Saturday, May 23, 2009

What four things did Charles Lamb and his sister enjoy doing when they were poor?

Charles Lamb’s closest playmate was his sister Mary, eleven years his senior.


Before Charles was born, Mary enjoyed, and later shared with Charles, the healthful life of the country in her mother’s native county of Hertfordshire, where there were still relatives.


In nearby Mackery, there was a married great-aunt whom Mary visited.
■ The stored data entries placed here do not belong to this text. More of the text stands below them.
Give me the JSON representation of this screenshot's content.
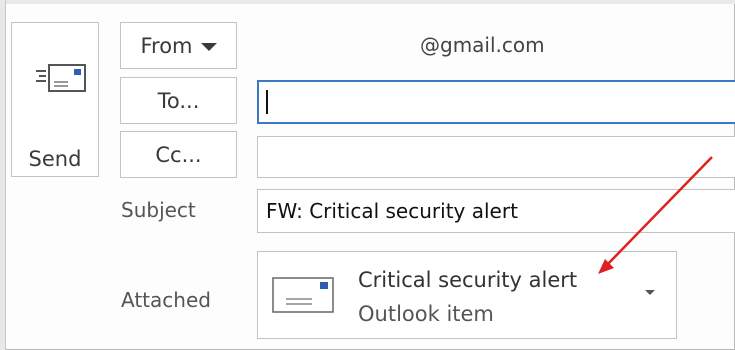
{
  "compose": {
    "send_label": "Send",
    "from_label": "From",
    "from_account": "@gmail.com",
    "to_label": "To...",
    "to_value": "",
    "cc_label": "Cc...",
    "cc_value": "",
    "subject_label": "Subject",
    "subject_value": "FW: Critical security alert",
    "attached_label": "Attached",
    "attachment": {
      "name": "Critical security alert",
      "type": "Outlook item",
      "icon": "envelope-icon"
    }
  },
  "colors": {
    "focus_border": "#3b78c6",
    "annotation_arrow": "#e02020",
    "envelope_accent": "#2e5fb0"
  }
}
Here, she relished the farm setting, enjoyed the fields of sheep and young lambs, and then the sheep shearing.  There was hay making, the thresher in the barn, collecting eggs and violets, the orchard, the farm house suppers, and the great wood fires.


She also visited her maternal grandmother, Field, who was a housekeeper at a stately mansion called Blakesware, not far from Hertfordshire. Here, the young Mary (and later Charles) was free to explore the house and its grounds.  In her explorations, Mary was overjoyed one day, after she had repeatedly tried to pry open an old lock on a door, to discover a large library. Thereafter she abandoned her usual haunts and spent entire mornings in this room.  After the death of the owner, when Mrs. Field was in sole charge of the estate, Charles had the same free rein that his sister Mary had experienced.


The children’s father was a clerk to a London lawyer named Samuel Salt.  The family had use of Mr. Salt’s office and house, which included the use of the library.  Here Mary (and later her brother) pored over books about witches and martyrs, which is thought to have contributed to her later madness, as well as her brother’s. 


There was also the Temple Gardens, with its churchyard with sun-dials, tombstones, gardens, and fountain – all balm, and avenues for exploration, for the sensitive natures of the Lamb siblings.